Misplaced, dangling, squinting -- too many labels in my opinion.
From grammar.about.com --> "What you hear often you will believe." Often is the squinting modifier. Do you often hear? Or do you often believe? This can be fixed by placing often before the verb it is modifying.
What you often hear you will believe.
What you hear you will often believe.
Also from the same website --> "Writing an essay clearly will improve your grade." Clearly is squinting. Does it modify writing? Or does it modify improve? See if you can fix that one, Sanjay.
Misplaced (dangling) modifiers are my favorite grammatical error because they are very amusing. The author might not find the humor in them, but the reader does. Tony's elephant wearing my pajamas is an excellent example.
From chompchomp.com (I had a good laugh while reading these, by the way.)
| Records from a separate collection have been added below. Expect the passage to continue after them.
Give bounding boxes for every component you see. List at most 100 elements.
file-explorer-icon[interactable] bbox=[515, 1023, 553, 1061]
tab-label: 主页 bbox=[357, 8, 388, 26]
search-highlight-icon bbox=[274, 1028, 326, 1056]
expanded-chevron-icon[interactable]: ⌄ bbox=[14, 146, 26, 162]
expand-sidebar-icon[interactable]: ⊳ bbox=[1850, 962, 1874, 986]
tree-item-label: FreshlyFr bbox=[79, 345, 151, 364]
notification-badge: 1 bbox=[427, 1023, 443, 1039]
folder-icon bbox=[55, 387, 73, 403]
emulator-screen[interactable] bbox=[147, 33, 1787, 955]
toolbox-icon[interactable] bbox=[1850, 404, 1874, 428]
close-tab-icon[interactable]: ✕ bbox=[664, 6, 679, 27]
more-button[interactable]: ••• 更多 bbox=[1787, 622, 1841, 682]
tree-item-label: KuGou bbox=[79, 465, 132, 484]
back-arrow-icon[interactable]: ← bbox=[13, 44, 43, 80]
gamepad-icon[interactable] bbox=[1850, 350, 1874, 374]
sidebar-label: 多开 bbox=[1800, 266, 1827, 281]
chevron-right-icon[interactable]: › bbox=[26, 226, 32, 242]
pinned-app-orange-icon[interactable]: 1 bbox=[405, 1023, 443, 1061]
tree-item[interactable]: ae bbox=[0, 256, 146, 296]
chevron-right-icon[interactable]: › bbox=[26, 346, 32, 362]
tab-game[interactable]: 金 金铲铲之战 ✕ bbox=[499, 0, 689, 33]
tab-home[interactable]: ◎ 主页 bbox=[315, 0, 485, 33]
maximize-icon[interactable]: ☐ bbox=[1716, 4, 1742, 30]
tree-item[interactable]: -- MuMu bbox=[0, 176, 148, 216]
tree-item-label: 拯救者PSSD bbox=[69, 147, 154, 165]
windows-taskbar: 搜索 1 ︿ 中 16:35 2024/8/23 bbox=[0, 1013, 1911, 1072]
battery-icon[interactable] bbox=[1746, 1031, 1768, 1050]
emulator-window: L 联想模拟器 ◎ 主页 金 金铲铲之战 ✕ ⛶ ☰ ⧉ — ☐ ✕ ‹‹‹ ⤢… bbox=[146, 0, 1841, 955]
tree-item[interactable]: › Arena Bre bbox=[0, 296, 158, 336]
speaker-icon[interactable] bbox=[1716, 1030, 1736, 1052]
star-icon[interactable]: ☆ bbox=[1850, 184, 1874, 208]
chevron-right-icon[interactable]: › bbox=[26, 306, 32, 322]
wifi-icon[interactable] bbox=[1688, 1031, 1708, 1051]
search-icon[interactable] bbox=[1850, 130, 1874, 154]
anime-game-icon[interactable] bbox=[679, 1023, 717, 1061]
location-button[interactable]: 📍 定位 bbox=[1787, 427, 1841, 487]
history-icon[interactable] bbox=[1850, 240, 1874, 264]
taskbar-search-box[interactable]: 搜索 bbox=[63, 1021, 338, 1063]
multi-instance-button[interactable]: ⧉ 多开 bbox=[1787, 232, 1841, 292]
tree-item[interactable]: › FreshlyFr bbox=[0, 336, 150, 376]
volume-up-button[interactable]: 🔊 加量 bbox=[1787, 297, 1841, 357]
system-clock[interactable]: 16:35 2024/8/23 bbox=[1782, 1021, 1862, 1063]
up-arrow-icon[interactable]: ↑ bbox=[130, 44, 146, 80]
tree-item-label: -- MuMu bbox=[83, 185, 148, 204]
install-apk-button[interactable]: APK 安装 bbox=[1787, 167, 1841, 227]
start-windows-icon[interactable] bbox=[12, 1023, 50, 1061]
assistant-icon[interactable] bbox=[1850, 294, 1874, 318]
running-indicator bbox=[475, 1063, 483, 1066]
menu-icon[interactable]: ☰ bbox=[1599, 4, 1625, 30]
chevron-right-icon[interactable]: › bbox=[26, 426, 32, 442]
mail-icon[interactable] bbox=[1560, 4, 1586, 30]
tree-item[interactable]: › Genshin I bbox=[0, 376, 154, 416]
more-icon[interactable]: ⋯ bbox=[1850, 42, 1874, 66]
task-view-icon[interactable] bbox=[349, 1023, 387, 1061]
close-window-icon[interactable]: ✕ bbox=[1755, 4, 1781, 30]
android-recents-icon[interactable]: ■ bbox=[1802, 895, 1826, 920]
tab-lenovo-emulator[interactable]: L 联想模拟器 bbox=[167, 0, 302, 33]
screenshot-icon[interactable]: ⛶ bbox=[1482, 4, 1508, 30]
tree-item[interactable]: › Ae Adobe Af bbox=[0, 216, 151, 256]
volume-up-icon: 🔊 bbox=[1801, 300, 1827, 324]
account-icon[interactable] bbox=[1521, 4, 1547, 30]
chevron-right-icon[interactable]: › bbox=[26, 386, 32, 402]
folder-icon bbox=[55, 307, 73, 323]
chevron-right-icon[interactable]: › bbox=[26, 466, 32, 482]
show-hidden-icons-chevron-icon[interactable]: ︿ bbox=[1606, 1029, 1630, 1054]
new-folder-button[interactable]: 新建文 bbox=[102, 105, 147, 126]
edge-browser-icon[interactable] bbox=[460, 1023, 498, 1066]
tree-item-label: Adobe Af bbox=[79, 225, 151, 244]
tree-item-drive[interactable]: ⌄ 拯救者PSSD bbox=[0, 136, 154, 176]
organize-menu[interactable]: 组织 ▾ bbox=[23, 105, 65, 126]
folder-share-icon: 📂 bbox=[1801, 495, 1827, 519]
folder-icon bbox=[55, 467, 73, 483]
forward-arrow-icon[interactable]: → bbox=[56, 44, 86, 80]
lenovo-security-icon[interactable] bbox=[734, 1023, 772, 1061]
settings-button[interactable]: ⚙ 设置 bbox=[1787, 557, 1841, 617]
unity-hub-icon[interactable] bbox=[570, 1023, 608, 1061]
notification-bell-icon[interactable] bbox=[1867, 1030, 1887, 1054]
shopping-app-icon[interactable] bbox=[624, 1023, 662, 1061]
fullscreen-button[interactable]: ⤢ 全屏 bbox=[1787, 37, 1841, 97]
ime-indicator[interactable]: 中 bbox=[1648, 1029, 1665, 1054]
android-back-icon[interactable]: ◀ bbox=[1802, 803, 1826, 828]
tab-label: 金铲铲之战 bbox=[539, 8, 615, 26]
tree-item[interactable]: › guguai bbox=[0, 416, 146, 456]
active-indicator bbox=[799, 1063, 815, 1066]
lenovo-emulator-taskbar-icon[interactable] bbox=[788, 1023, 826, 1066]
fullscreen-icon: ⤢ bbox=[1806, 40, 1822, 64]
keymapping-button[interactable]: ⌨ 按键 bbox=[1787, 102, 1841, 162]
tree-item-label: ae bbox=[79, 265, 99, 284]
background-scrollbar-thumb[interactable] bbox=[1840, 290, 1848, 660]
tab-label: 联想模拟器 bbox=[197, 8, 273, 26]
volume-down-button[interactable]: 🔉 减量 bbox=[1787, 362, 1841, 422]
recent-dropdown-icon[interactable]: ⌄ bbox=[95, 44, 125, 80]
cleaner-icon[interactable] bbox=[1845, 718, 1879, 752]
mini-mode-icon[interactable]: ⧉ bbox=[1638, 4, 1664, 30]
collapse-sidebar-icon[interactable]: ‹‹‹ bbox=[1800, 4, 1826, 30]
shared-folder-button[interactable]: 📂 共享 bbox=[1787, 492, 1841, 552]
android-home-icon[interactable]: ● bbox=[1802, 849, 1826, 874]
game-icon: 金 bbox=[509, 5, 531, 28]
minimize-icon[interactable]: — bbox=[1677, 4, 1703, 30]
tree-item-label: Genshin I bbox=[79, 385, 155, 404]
--> "Tonya made the mistake of walking her boisterous bulldog Billy in high heels." A bulldog wearing high heels? I think Tonya was wearing high heels.
--> "Emma Sue was delighted when Mr. Nguyen returned her perfect calculus test with an ear-to-ear grin." A grinning calculus test, hmm. . .
--> "Sauced with lumpy gravy, the waitress served Gilbert a plate of gray meatloaf." A waitress sauced with lumpy gravy doesn't seem very attractive.
Follow the link to the chompchomp website and scroll to the bottom of the page. Click "Start here" and check out the exercises. Some of the sentences are correct so read carefully.
|link||edited May 30 '12 at 14:00 Jody M. Expert|
A squinting modifier is also sometimes called a two-way modifier. This error occurs when a modifier is placed between two words and could modifier either one. In other words, the modifier is squinting--looking two directions--to see which word it is supposed to modify.
"One morning I shot an elephant in my pajamas."
SQUINT.....who was wearing the pajamas??
(Doesn't fit exactly my 'definition', but it illustrates the point of having to squint to figure out the intended meaning).